Referring Video Object Segmentation (RVOS) aims to segment and track objects in videos based on natural language expressions, requiring precise alignment between visual content and textual queries. However, existing methods often suffer from semantic misalignment, largely due to indiscriminate frame sampling and supervision of all visible objects during training—regardless of their actual relevance to the expression. To address this, we introduce a moment-aware RVOS framework named SAMDWICH, along with a newly annotated dataset, MeViS-M, built upon the challenging MeViS benchmark. We manually annotate temporal moments indicating when each object is referred to by the expression, enabling semantically grounded supervision that strengthens video-text alignment. SAMDWICH leverages these aligned text-to-clip pairs to guide training, significantly enhancing referential understanding. Building upon this framework, we propose Moment-guided Dual-path Propagation (MDP), a moment-aware propagation strategy that improves both object grounding and tracking by training on both relevant and irrelevant frames through a moment-centric memory mechanism. In addition, we introduce Object-level Selective Supervision (OSS), an object-level filtering strategy that supervises only the objects temporally aligned with the expression in each training clip. This selective supervision reduces semantic noise and reinforces language-conditioned learning. Extensive experiments show that SAMDWICH achieves state-of-the-art performance on challenging MeViS benchmark, particularly excelling in complex scenarios involving diverse expressions.
Importance of moment-aware approach. (a) Most existing methods rely on random frame sampling, leading to unnatural learning dynamics where moels are forced to segment referred objects even in frames unrelated to the given text. (b) We propse a novel RVOS pipeline, SAMDWICH, that explicitly focuses on text-relevant moments to enable semantically grounded segmentation.
MeViS-M dataset and analysis on valid set. (a) A moment annotation example from MeViS-M, showing temporal spans labeled for each object referred to by the given expression. (b) Comparison of top-1 accuracy for key frame selection on VLMs. The consistently low accuracy across all models underscores the limitation of existing VLMs in moment retrieval and highlights the necessity of fine-grained moment annotations.

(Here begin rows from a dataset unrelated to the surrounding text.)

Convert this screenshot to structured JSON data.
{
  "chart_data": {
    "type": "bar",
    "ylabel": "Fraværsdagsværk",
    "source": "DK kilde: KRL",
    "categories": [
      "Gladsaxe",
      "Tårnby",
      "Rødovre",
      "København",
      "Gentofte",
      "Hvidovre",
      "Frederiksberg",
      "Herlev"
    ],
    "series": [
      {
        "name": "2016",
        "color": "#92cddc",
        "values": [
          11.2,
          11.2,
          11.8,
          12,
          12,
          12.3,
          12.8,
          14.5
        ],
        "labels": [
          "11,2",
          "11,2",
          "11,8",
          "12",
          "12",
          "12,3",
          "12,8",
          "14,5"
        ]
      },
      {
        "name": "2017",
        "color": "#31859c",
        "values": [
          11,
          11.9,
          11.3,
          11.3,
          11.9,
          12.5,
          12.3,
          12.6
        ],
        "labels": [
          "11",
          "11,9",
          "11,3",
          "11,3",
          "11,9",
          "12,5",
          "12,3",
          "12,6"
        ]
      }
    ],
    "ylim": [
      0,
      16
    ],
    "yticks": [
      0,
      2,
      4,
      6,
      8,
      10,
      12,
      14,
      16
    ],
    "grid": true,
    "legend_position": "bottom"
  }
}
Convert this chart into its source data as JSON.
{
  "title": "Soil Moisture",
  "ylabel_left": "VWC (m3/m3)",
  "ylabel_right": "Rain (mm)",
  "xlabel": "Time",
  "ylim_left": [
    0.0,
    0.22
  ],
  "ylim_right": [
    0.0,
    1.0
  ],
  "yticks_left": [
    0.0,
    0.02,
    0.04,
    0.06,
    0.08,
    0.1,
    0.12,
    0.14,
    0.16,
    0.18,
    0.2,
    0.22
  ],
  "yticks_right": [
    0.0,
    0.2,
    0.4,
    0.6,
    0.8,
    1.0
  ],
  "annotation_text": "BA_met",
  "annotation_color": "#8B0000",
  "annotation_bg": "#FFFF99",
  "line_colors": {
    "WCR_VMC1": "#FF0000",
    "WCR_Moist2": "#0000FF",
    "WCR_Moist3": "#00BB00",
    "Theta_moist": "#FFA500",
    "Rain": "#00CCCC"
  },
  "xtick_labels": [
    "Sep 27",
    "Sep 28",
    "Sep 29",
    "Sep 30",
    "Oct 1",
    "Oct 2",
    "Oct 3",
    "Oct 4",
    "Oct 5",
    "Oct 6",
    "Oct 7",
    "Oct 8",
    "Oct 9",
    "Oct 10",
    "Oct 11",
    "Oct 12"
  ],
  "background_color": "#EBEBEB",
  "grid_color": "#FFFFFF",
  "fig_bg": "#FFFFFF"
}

Overall pipeline. In (a), \( \mathbf{F}_{\text{Adp}} \) of text-relevant frames are utilized for mask generation and memory update, while text-irrelevant frames employ \( \mathbf{F}_{\text{SAM}} \) for mask generation without contributing to the memory update. (b) illustrates how \( \mathbf{F}_{\text{Adp}} \) and \( \mathbf{F}_{\text{SAM}} \) are extracted from relevant and irrelevant frames, respectively, and how visual features are integrated into the prompt.
Comparison on the MeViS dataset. Oracle uses ground-truth moments from MeViS-M at inference. † indicates methods that leverage Vision-Language Models (VLMs) for keyframe selection. Oracle + Ours† uses VLMs to extract keyframes from ground-truth moments. We adopt Chrono (Meinardus et al. 2024) and BLIP-2 (Li et al. 2023) as keyframe selectors.
PCA-based feature maps and segmentation results of SAMWISE & SAMDWICH.